Moment clé de la construction de cette légende urbain : la vidéo de 2009 montrant Ali Bongo intronisé Grand Maître de la Grande Loge du Gabon. Spectacle rarissime, où le président, héritier d’Omar Bongo, affiche une puissance maçonnique que l’on croyait vouée au silence. Pour Orock et Geschiere, ce geste paradoxal – démonstration d’autorité et aveu d’allégeance à la Grande Loge Nationale de France – a transformé le chef de l’État en figure de roman noir : maître d’un rite secret et, simultanément, marionnette néocoloniale. Le Gabon compte près d’un millier d’initiés, un maillage d’influences qui nourrit l’idée d’un pouvoir bicéphale, politique et ésotérique.
Du biang akuma à l’anusocratie : la longue mémoire du désir et de la richesse
Les auteurs exhument les notes de l’ethnographe allemand Günther Tessmann, qui décrivit chez les Fang à la frontière Cameroun-Gabon au début du XXe siècle le «biang akuma», la «médecine de la richesse» transmise, croyait-on, par relations sexuelles entre hommes.
En reliant ce rite précolonial à la panique contemporaine, Orock et Geschiere montrent que l’association entre sexualité masculine et accumulation de richesses plonge dans des strates bien antérieures à la colonisation. De la sorcellerie fang au scandale maçonnique, du fétiche de la prospérité à la politique de la rumeur, le corps masculin devient le réceptacle – et l’arme – de l’économie du pouvoir.
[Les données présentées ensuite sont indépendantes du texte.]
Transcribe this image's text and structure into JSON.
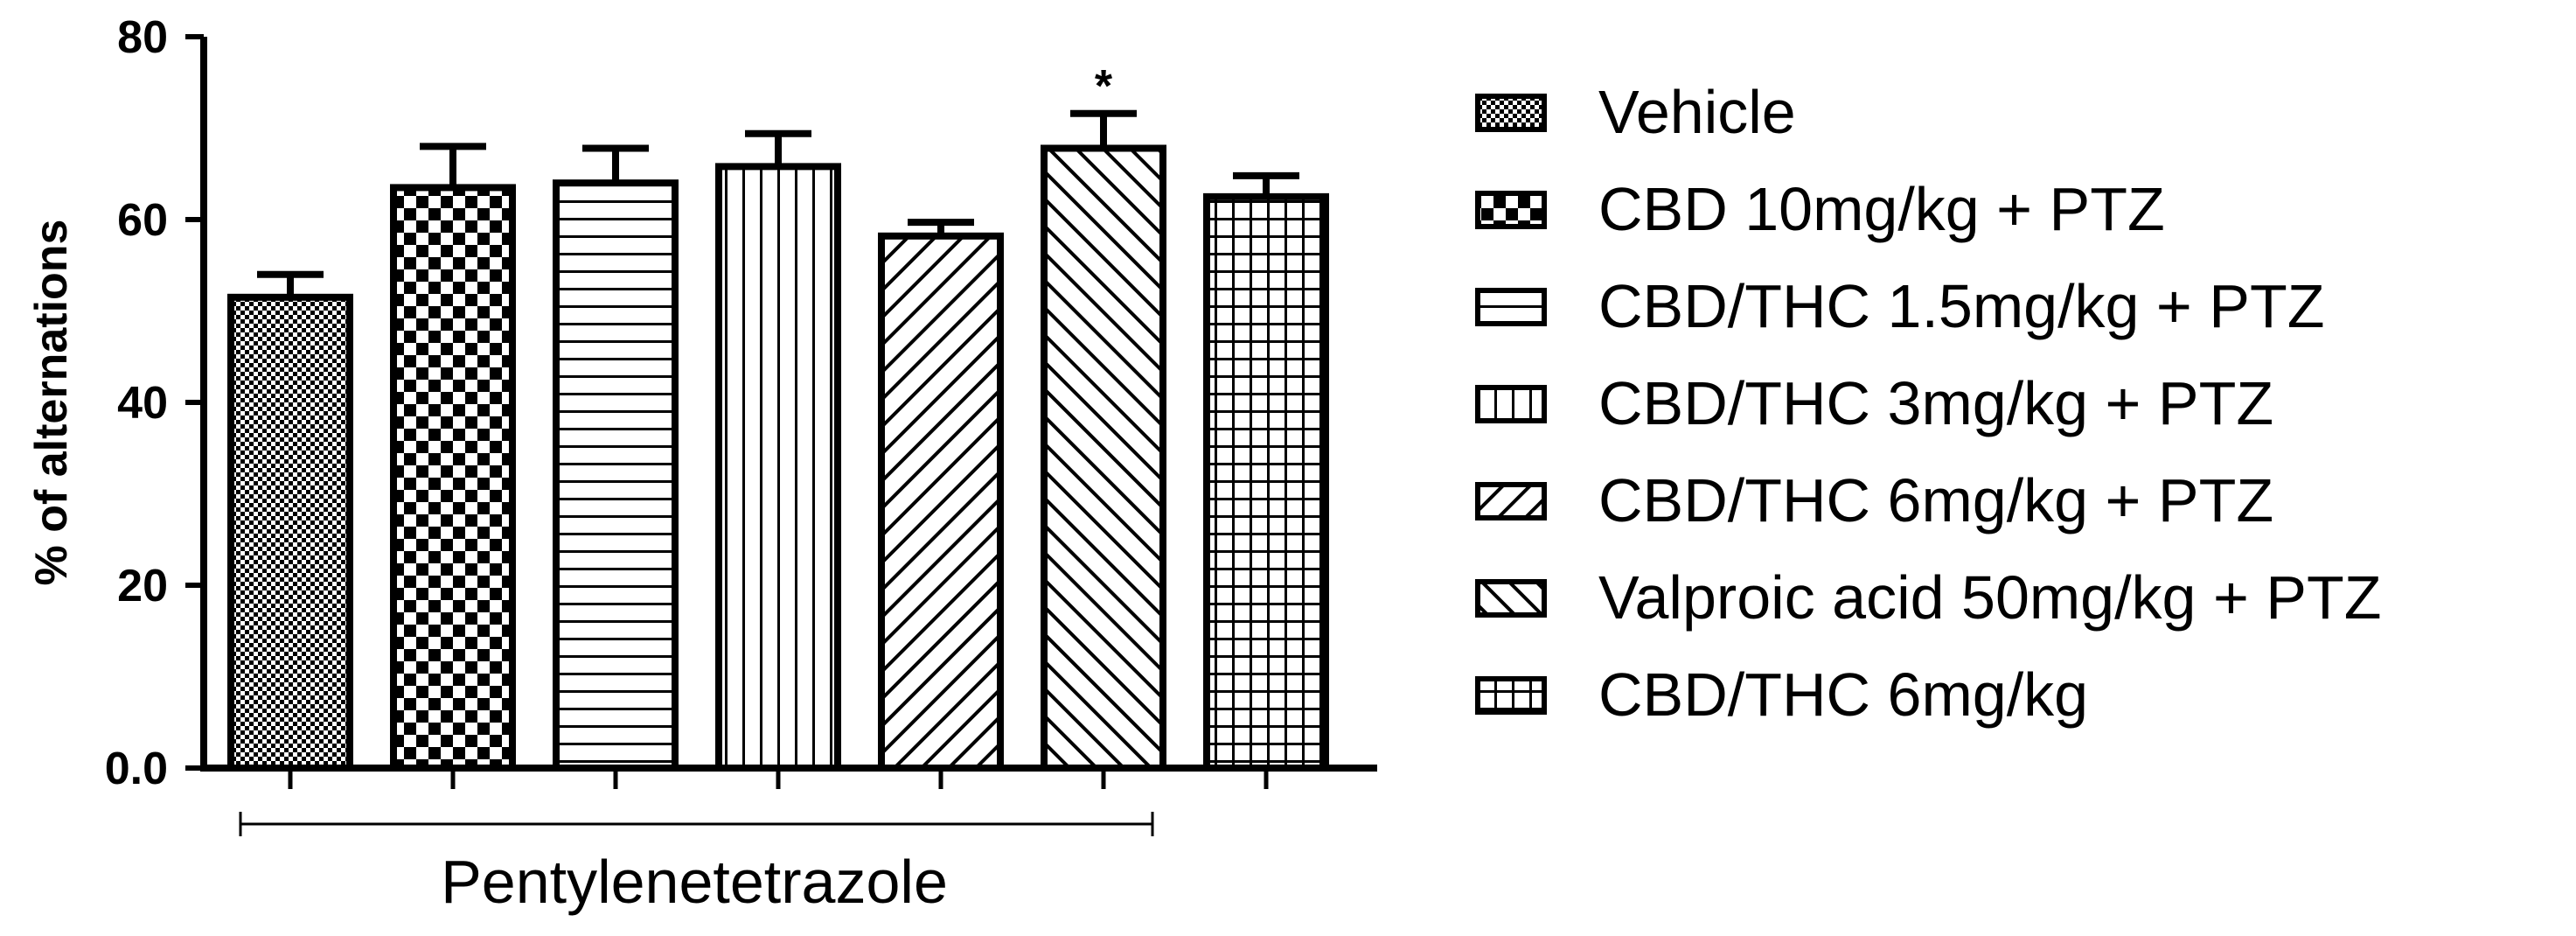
{
  "chart_data": {
    "type": "bar",
    "ylabel": "% of alternations",
    "yticks": [
      "0.0",
      "20",
      "40",
      "60",
      "80"
    ],
    "ylim": [
      0,
      80
    ],
    "group_label": "Pentylenetetrazole",
    "categories": [
      "Vehicle",
      "CBD 10mg/kg + PTZ",
      "CBD/THC 1.5mg/kg + PTZ",
      "CBD/THC 3mg/kg + PTZ",
      "CBD/THC 6mg/kg + PTZ",
      "Valproic acid 50mg/kg + PTZ",
      "CBD/THC 6mg/kg"
    ],
    "values": [
      51.5,
      63.5,
      64,
      65.8,
      58.2,
      67.8,
      62.5
    ],
    "errors": [
      2.5,
      4.5,
      3.8,
      3.6,
      1.5,
      3.8,
      2.3
    ],
    "significance": [
      "",
      "",
      "",
      "",
      "",
      "*",
      ""
    ],
    "patterns": [
      "checker-fine",
      "checker-coarse",
      "horizontal-lines",
      "vertical-lines",
      "diagonal-up",
      "diagonal-down",
      "grid"
    ],
    "legend_position": "right"
  }
}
Avec une érudition fulgurante et une plume acérée, ‘’Conspiracy Narratives from Postcolonial Africa’’ transforme le Gabon en laboratoire d’anthropologie politique. Ce livre magistral révèle que, derrière le faste officiel et la continuité dynastique, le véritable drame gabonais se joue dans l’ombre : un entrelacs de secret, de désir et d’or où la rumeur n’est pas simple commérage, mais un acte de résistance et une clé de lecture du pouvoir.